# Find the limit of the following sequence. (Real Analysis) [duplicate]

Find the limit of the following sequence.

$$a_n = \frac{\sqrt[n]{(n+1)(n+2)...(2n)}}{n}$$

I tried couple of methods: Stolz, Squeeze, D'Alambert. But I can not seem to make a conclusion on the limit.

Consider the logarithm of $a_n$ $$\log a_n = \frac{1}{n} \sum_{k=1}^n \log \left( 1+ \frac{k}{n}\right)$$ You can recognize that this is a Riemann sum of the integral $\int_0^1 \log (1+x) dx = 2 \log 2 -1$.

Hence the limit evaluates to $$e^{2 \log 2 -1} = \frac 4e$$

• I am the one who wrote the answer that "does not make sense". I'm curious about the reason. Why those approximations are wrong? Thankyou Jan 27, 2016 at 19:43

$n! \sim \sqrt{2\pi n} \left( \frac{n}{e} \right)^{n} \implies (2n)! \sim \sqrt{4\pi n} \left( \frac{2n}{e} \right)^{2n}$

\begin{align*} (n+1)(n+2) \ldots (2n) &= \frac{(2n)!}{n!} \\ & \sim \sqrt{2} \left( \frac{4n}{e} \right)^{n} \\ \lim_{n\to \infty} \frac{\displaystyle{\sqrt[n]{(n+1)(n+2) \ldots (2n)}}}{n} &= \lim_{n\to \infty} \left( \frac{\sqrt[2n]{2}}{n} \times \frac{4n}{e} \right) \\ &= \frac{4}{e} \end{align*}

We can use the following lemma:

Lemma: let $$a_n$$ be a sequence with positive terms.
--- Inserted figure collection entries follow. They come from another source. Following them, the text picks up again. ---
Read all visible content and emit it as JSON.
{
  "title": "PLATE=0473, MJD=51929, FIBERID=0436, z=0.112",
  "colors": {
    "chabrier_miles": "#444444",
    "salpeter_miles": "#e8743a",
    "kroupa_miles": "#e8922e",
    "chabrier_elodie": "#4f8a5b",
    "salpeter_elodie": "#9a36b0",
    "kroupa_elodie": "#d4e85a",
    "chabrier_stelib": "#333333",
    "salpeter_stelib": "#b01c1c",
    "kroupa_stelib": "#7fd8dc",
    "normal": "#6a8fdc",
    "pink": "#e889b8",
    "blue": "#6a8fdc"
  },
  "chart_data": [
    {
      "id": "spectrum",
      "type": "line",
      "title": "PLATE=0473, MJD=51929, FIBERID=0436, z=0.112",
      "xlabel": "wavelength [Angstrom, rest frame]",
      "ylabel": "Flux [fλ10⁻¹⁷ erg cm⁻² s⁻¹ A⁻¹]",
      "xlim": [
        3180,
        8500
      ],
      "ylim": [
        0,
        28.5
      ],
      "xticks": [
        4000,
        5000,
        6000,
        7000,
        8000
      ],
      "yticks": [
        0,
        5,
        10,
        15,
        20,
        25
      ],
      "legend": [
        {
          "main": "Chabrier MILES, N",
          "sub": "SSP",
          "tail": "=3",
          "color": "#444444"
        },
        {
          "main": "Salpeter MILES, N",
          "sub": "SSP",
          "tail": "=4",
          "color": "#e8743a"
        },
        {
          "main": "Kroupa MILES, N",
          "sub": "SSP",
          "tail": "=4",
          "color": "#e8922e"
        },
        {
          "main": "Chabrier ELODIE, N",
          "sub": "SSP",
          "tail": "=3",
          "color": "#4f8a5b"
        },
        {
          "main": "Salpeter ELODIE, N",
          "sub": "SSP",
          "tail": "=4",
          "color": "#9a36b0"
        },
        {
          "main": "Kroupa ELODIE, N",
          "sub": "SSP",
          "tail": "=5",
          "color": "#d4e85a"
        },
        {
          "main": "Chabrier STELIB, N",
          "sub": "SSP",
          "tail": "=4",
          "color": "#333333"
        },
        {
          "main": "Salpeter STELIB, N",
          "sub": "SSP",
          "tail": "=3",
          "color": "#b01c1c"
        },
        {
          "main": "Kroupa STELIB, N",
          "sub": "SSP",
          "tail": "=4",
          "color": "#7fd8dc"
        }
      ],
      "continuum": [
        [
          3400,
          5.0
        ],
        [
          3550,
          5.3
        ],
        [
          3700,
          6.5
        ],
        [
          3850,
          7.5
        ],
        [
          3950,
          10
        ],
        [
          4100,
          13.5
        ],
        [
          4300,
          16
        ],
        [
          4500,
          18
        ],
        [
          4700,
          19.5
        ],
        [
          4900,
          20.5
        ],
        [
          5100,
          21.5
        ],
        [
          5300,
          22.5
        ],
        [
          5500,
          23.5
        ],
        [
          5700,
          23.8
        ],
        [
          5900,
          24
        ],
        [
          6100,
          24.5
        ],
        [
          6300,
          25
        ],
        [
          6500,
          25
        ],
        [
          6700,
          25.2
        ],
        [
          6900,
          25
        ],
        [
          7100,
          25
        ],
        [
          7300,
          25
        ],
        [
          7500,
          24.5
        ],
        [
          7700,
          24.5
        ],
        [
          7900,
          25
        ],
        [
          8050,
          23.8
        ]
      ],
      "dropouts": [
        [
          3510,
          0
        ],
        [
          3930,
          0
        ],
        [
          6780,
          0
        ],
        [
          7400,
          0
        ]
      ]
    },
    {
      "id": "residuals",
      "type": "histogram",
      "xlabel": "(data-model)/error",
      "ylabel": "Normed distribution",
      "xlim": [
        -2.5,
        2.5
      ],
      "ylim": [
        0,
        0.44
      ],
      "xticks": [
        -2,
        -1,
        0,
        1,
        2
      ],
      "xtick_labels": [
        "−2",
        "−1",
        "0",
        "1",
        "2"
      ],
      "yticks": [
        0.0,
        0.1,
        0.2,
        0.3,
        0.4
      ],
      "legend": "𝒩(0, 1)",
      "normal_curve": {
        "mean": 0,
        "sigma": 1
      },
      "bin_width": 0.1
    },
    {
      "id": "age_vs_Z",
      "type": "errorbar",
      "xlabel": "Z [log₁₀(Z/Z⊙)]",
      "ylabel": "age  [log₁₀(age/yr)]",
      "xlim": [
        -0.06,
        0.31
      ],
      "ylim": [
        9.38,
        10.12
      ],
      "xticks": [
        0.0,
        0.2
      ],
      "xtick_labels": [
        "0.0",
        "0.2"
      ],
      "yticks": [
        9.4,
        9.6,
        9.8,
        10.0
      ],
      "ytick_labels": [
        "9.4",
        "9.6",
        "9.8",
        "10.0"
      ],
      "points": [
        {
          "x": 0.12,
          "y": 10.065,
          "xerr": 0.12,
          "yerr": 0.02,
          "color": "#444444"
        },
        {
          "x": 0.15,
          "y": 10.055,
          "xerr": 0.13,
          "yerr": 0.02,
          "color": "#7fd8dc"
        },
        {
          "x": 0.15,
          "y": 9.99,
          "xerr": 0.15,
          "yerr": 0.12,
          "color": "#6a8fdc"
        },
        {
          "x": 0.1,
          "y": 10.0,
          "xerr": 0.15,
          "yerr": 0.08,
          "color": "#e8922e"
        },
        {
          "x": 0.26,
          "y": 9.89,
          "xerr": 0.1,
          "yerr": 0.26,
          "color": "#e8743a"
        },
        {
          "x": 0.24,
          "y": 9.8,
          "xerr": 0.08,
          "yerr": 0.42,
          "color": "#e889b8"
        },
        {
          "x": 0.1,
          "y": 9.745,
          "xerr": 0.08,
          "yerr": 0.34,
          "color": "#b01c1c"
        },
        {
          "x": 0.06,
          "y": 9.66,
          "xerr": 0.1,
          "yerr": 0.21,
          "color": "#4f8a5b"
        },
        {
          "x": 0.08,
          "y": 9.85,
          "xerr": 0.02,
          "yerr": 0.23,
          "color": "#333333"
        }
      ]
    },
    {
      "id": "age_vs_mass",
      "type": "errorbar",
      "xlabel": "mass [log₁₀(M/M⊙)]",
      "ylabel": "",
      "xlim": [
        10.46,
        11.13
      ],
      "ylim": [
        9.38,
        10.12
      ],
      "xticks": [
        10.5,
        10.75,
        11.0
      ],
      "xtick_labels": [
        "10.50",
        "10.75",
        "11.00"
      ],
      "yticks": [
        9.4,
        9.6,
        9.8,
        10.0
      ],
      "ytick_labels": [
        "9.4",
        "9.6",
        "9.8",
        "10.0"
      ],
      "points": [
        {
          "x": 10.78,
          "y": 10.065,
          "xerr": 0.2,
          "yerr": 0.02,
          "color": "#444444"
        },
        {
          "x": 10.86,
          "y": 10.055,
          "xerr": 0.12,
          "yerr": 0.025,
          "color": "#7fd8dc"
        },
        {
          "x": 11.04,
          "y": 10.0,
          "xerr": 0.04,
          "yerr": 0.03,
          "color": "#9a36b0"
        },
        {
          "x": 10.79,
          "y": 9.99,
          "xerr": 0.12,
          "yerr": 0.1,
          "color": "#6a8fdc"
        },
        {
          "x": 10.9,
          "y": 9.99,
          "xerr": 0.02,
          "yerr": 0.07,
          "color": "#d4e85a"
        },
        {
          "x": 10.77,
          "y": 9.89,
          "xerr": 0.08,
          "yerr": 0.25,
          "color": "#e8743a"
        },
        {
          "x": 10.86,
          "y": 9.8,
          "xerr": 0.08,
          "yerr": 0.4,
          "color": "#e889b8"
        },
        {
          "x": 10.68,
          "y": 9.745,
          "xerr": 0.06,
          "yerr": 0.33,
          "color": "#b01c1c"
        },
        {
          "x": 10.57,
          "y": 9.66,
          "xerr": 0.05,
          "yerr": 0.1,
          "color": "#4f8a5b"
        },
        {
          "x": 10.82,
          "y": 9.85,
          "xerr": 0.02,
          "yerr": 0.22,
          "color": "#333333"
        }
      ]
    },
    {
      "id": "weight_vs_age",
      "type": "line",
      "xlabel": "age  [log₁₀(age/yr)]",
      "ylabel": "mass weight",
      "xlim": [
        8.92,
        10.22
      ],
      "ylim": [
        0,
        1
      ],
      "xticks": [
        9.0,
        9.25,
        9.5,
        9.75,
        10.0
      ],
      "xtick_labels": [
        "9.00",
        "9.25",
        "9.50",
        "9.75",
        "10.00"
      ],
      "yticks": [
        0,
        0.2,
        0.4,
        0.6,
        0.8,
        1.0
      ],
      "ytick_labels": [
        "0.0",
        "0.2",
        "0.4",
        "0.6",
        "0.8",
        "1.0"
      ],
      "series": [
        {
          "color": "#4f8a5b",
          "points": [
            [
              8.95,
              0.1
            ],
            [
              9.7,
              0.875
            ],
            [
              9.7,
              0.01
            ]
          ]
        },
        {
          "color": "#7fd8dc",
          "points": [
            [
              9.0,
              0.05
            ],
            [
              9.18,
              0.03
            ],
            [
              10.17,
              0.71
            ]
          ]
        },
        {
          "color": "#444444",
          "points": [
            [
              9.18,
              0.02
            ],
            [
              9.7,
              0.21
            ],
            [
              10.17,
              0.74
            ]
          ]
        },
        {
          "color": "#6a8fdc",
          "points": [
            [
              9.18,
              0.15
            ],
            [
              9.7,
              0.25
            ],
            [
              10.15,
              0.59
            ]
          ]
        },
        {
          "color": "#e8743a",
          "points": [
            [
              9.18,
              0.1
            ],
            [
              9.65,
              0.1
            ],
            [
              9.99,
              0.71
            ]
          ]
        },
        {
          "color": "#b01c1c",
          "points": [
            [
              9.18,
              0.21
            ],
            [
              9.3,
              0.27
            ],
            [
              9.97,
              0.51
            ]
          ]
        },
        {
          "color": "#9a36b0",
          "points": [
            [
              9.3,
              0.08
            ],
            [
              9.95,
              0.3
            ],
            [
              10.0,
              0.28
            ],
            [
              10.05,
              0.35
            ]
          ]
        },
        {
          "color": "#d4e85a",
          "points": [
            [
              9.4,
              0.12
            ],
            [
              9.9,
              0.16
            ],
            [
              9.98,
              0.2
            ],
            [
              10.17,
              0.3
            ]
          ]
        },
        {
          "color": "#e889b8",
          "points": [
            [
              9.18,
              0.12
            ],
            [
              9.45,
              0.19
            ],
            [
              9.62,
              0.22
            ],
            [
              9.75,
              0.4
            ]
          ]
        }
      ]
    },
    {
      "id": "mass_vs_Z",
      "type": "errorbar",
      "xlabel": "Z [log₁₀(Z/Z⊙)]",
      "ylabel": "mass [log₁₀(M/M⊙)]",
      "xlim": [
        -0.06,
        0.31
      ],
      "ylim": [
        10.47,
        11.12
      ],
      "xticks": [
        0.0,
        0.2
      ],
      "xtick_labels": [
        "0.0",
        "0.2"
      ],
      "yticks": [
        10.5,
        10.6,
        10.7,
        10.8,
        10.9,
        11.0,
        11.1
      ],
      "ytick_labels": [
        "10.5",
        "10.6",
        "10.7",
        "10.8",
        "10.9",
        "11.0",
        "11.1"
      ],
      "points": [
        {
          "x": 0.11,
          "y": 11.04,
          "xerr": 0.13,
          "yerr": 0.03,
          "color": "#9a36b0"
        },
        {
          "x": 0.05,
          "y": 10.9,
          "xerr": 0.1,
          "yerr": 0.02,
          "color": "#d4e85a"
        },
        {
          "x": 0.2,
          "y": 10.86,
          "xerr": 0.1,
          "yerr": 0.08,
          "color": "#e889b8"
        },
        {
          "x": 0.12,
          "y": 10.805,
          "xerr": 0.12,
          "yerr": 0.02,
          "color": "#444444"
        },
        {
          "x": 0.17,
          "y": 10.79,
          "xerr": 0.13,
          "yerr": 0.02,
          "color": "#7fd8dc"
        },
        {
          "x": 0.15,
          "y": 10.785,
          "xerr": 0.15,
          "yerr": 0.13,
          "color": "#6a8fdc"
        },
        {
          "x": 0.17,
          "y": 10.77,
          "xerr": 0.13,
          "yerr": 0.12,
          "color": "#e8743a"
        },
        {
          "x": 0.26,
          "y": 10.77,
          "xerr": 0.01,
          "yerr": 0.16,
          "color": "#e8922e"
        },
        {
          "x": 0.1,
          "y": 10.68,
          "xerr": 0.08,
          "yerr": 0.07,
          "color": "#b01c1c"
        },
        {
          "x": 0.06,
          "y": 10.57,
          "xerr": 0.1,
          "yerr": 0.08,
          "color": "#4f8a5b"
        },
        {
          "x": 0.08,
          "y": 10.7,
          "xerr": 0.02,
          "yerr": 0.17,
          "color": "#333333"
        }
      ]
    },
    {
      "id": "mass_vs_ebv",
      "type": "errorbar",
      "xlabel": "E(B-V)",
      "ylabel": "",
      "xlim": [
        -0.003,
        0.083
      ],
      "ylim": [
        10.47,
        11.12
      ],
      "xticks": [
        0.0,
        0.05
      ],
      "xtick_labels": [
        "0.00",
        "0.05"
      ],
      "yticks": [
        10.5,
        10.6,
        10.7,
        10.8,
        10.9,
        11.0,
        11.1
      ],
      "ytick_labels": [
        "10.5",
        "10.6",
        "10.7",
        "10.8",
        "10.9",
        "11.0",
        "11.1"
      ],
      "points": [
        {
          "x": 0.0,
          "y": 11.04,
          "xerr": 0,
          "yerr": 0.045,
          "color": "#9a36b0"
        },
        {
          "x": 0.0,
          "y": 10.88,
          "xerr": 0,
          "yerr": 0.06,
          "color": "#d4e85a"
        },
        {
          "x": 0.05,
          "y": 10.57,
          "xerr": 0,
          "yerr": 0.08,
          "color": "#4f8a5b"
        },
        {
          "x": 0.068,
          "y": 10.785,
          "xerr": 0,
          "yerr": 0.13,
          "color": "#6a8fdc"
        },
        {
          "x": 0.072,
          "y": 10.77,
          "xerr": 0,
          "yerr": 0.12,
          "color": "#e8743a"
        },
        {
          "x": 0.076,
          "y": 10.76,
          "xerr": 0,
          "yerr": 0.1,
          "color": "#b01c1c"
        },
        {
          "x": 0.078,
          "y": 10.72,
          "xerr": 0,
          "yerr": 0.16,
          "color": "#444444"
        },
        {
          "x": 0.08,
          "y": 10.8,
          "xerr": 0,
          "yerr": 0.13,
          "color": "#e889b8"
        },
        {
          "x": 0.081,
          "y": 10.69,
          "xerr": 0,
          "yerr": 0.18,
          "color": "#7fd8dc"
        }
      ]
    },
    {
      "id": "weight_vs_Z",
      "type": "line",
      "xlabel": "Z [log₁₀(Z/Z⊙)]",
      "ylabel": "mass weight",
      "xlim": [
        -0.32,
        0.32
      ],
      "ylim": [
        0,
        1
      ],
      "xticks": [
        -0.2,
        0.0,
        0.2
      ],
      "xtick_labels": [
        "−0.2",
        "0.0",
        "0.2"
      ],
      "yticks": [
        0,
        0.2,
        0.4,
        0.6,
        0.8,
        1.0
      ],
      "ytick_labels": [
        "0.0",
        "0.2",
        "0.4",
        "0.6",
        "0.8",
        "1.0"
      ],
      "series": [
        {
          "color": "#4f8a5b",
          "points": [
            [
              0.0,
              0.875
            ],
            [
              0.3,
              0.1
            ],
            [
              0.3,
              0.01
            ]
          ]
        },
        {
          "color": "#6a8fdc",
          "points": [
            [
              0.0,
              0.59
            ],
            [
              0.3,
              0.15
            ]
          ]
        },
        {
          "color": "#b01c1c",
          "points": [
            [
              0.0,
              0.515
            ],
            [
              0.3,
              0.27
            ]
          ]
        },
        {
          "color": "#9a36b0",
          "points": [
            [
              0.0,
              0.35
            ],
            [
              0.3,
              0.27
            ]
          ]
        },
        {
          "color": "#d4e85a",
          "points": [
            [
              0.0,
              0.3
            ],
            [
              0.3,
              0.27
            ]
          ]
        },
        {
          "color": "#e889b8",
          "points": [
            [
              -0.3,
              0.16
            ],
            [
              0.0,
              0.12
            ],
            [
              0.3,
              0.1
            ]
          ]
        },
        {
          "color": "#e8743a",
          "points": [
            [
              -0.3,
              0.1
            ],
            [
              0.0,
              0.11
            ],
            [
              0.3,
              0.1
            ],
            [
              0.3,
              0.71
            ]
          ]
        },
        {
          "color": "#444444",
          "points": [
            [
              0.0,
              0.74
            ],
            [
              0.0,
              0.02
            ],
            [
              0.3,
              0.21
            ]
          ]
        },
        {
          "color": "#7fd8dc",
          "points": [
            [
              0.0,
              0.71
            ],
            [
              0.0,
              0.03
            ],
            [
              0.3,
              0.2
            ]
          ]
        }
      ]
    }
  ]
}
If $$\lim_{n\to >\infty}=\frac{a_{n+1}}{a_n}=l$$, then $$\lim_{n\to \infty}\sqrt[n]{a_n}=l$$.

Proof: suppose $$\lim_{n\to \infty}\frac{a_{n+1}}{a_n}=l$$. Then for every $$\varepsilon>0$$ there exists $$N_{\varepsilon}$$ such that for every $$n\geq N_{\varepsilon}$$ $$\left |\frac{a_{n+1}}{a_n}-l \right |<\varepsilon$$ So $$|a_n|=\frac{|a_n|}{|a_{n-1}|}\frac{|a_{n-1}|}{|a_{n-2}|}\cdots\frac{|a_{N+1}|}{|a_N|}<(l+\varepsilon)^{n-N}|a_N|$$ Considering the $$n$$-th root of both sides, we have $$\sqrt[n]{|a_n|}<(l-\varepsilon)^{\frac{n-N}{n}}\sqrt[n]{|a_N|}$$ Taking its limit for $$n\to \infty$$, we obtain $$\sqrt[n]{|a_n|}\le l+\varepsilon$$ One can show analogously that $$\sqrt[n]{|a_n|}\ge l-\varepsilon$$

Consider the sequence $$a_n=\frac{(n+1) \cdot \ldots \cdot (2n)}{n^n}$$

The ratio between two consequent terms is $$\frac{a_{n+1}}{a_n}=\frac{(n+2)\cdot \ldots \cdot (2n)(2n+1)(2n+2)}{(n+1)(n+1)(n+2)\cdot \ldots \cdot (2n)}\cdot \left (\frac{n}{n+1} \right )^n=\frac{(2n+1)(2n+2)}{(n+1)(n+1)}\left (1+\frac 1n \right )^{-n}$$ So $$\lim_{n \to \infty}\frac{a_{n+1}}{{a_n}}=\frac{4}{e}$$ By the previous lemma,

$$\lim_{n\to \infty}\frac{\sqrt[n]{(n+1) \cdot \ldots \cdot (2n)}}{n}=\frac{4}{e}$$